The Guardian has the latest on British intelligence which highlights yet more collusion on the part of Trump and Russia.
The UK government was given details last December of allegedly extensive contacts between the Trump campaign and Moscow, according to court papers.
Reports by Christopher Steele, a former MI6 officer, on possible collusion between the the Trump camp and the Kremlin are at the centre of a political storm in the US over Moscow’s role in getting Donald Trump elected.
It was not previously known that the UK intelligence services had also received the dossier but Steele confirmed in a court filing earlier this month that he handed a memorandum compiled in December to a “senior UK government national security official acting in his official capacity, on a confidential basis in hard copy form”.

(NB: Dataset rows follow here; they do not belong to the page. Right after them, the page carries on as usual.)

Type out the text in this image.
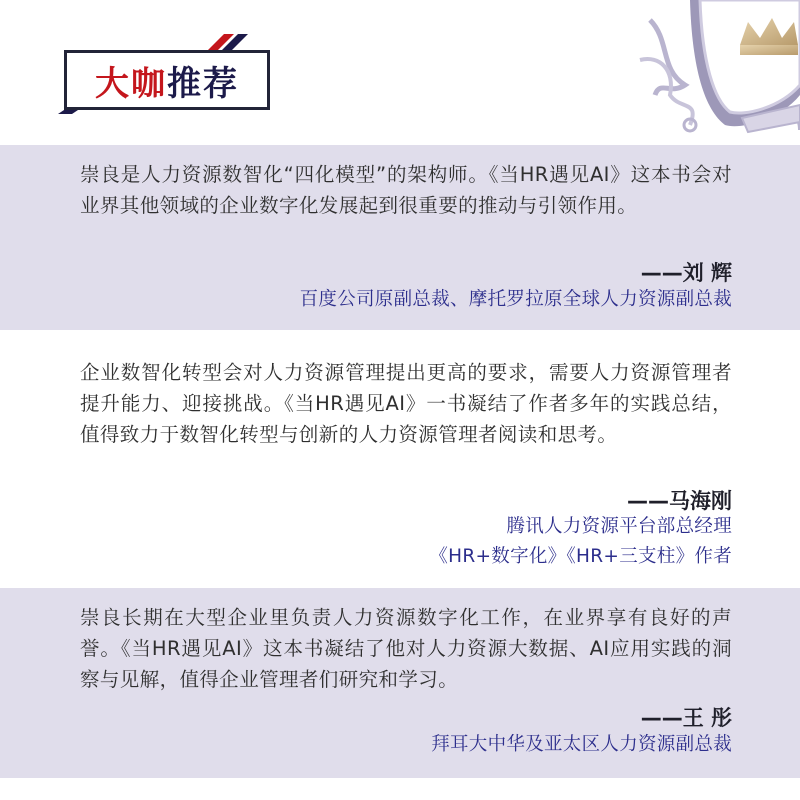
大咖 推荐
崇良是人力资源数智化“四化模型”的架构师。《当HR遇见AI》这本书会对业界其他领域的企业数字化发展起到很重要的推动与引领作用。
——刘 辉
百度公司原副总裁、摩托罗拉原全球人力资源副总裁
企业数智化转型会对人力资源管理提出更高的要求，需要人力资源管理者提升能力、迎接挑战。《当HR遇见AI》一书凝结了作者多年的实践总结，值得致力于数智化转型与创新的人力资源管理者阅读和思考。
——马海刚
腾讯人力资源平台部总经理
《HR+数字化》《HR+三支柱》作者
崇良长期在大型企业里负责人力资源数字化工作，在业界享有良好的声誉。《当HR遇见AI》这本书凝结了他对人力资源大数据、AI应用实践的洞察与见解，值得企业管理者们研究和学习。
——王 彤
拜耳大中华及亚太区人力资源副总裁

The court papers say Steele decided to pass on the information he had collected because it was “of considerable importance in relation to alleged Russian interference in the US presidential election”, that it “had implications for the national security of the US and the UK” and “needed to [be] analysed and further investigated/verified”.
The December memo alleged that four Trump representatives travelled to Prague in August or September in 2016 for “secret discussions with Kremlin representatives and associated operators/hackers”, about how to pay hackers secretly for penetrating Democratic party computer systems and “contingency plans for covering up operations”.
Between March and September, the December memo alleges, the hackers used botnets and porn traffic to transmit viruses, plant bugs and steal data online from Democratic party leadership. Two of the hackers had been “recruited under duress by the FSB” the memo said. The hackers were paid by the Trump organisation, but were under the control of Vladimir Putin’s presidential administration.